Она уже поднялась и привязала шесты травоиса, когда из шатров начали вылезать остальные.
— Эй, Херилак, будете спать до полудня, далеко не уйдете, — сказала она, едва саммадар вышел из шатра и стал принюхиваться.
Тот нахмурился.
— Твой язык зол с самого утра, Меррис.
— Мой язык говорит правду, великий саммадар.
Правда, что Фракен пойдет с нами? Прежде он не любил Керрика...

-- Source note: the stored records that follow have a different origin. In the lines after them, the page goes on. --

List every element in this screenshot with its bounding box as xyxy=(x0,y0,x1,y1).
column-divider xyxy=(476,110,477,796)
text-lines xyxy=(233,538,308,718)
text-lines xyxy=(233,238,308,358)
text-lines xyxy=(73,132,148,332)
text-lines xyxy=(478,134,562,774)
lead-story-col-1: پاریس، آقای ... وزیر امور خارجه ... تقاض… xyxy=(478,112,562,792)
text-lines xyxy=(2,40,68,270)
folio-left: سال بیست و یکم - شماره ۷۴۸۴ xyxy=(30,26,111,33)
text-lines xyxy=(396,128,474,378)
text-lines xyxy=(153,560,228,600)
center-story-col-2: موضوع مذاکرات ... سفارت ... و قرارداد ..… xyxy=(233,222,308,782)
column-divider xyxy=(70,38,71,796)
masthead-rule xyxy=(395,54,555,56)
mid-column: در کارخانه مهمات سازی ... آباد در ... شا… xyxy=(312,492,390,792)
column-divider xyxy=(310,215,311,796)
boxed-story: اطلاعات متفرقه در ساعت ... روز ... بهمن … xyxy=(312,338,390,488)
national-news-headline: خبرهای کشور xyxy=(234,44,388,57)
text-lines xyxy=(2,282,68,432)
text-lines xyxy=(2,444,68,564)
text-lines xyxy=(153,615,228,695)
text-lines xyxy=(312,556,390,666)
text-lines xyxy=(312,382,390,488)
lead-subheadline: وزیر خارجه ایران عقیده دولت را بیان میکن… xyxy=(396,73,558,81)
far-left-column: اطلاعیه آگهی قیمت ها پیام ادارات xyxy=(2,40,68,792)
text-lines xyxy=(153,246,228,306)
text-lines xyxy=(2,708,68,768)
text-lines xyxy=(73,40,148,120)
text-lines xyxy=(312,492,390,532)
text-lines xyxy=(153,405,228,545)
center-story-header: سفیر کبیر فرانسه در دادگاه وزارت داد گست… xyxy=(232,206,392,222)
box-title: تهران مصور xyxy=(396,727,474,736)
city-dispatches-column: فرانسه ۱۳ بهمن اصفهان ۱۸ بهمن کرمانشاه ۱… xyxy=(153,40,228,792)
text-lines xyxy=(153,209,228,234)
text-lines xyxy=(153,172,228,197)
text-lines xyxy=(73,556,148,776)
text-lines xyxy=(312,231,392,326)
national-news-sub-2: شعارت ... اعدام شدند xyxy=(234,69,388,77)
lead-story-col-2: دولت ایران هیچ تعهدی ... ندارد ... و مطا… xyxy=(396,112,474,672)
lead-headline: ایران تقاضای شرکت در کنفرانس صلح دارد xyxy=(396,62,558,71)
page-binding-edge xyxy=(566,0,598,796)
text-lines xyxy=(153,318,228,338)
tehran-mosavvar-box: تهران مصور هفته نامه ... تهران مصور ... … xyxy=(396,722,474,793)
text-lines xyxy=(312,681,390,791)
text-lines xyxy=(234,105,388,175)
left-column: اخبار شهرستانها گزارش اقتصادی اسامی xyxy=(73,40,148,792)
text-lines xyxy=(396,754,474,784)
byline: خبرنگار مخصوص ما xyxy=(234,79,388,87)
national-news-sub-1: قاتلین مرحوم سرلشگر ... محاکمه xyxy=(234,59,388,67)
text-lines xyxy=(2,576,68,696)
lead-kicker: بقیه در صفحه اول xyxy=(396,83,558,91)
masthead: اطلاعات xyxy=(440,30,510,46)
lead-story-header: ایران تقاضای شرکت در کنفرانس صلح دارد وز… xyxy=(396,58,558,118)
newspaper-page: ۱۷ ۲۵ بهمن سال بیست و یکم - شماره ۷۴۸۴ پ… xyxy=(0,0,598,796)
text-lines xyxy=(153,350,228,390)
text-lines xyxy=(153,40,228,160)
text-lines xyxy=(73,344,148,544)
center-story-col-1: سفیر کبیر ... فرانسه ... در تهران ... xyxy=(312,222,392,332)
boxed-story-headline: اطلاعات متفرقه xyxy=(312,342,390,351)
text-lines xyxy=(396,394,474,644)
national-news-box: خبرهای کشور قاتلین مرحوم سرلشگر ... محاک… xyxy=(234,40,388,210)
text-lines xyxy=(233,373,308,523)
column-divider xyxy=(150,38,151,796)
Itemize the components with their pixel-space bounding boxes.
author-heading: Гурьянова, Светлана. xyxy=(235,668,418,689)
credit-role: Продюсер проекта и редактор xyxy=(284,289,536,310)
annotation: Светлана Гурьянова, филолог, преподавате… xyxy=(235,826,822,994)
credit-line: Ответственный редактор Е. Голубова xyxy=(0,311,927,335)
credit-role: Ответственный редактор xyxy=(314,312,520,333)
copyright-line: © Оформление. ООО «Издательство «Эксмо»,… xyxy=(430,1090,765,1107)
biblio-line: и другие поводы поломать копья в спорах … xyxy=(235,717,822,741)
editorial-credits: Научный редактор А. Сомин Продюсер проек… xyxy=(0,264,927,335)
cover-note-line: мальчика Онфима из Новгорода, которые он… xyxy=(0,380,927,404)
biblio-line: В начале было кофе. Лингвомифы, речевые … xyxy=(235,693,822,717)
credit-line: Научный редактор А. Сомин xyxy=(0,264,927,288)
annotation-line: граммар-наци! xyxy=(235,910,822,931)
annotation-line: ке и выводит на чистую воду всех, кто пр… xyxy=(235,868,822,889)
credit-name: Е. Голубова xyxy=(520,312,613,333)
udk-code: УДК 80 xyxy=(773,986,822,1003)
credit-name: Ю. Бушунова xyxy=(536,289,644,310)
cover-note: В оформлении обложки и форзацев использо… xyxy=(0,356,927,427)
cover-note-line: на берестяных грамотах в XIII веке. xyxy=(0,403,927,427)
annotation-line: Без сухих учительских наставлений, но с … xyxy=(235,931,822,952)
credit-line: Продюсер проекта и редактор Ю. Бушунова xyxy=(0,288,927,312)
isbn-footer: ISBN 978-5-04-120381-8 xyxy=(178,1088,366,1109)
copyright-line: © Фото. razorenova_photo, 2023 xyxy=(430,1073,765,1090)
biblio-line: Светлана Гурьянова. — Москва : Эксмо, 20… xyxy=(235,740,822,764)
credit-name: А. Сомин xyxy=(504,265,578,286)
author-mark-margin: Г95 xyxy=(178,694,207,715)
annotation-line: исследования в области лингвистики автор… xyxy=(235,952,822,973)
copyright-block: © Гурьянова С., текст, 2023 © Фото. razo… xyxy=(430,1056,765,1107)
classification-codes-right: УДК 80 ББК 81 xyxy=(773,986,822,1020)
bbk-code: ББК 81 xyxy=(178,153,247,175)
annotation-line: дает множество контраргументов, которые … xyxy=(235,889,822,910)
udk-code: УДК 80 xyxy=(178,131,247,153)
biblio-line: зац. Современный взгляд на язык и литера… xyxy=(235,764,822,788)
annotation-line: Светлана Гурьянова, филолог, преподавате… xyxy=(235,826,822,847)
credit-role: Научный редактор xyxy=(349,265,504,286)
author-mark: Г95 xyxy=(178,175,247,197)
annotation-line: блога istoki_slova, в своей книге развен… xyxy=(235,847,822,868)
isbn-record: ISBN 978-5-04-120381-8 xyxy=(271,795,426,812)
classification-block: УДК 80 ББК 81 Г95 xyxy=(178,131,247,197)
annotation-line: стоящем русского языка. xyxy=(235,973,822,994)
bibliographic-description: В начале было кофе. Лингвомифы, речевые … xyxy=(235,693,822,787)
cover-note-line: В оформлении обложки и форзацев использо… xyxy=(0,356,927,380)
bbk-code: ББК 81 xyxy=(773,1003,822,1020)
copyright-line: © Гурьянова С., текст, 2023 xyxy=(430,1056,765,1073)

— Он тепло любит. И здешней зимы боится.
— Понимаю. Далеко ли пойдем?
— Сегодня дойдем до речушки, возле которой уже стояли. А если ты спрашиваешь, далеко ли придется уйти, чтобы отыскать Керрика, — отвечу: пройдем столько, сколько потребуется.
— К городу мургу?
— Если придется. Я чувствую — он где-то там.
— Я уже много дней не ходил туда, — сказал Керрик, стараясь казаться спокойным.
— Это неважно, — ответила Армун. — Ты — охотник, а охотник волен идти, куда вздумается. Ходи туда хоть каждый день. Но Арнхвит останется со мной.
Усевшись в тени раскидистого дуба, Керрик смотрел через поляну на воду.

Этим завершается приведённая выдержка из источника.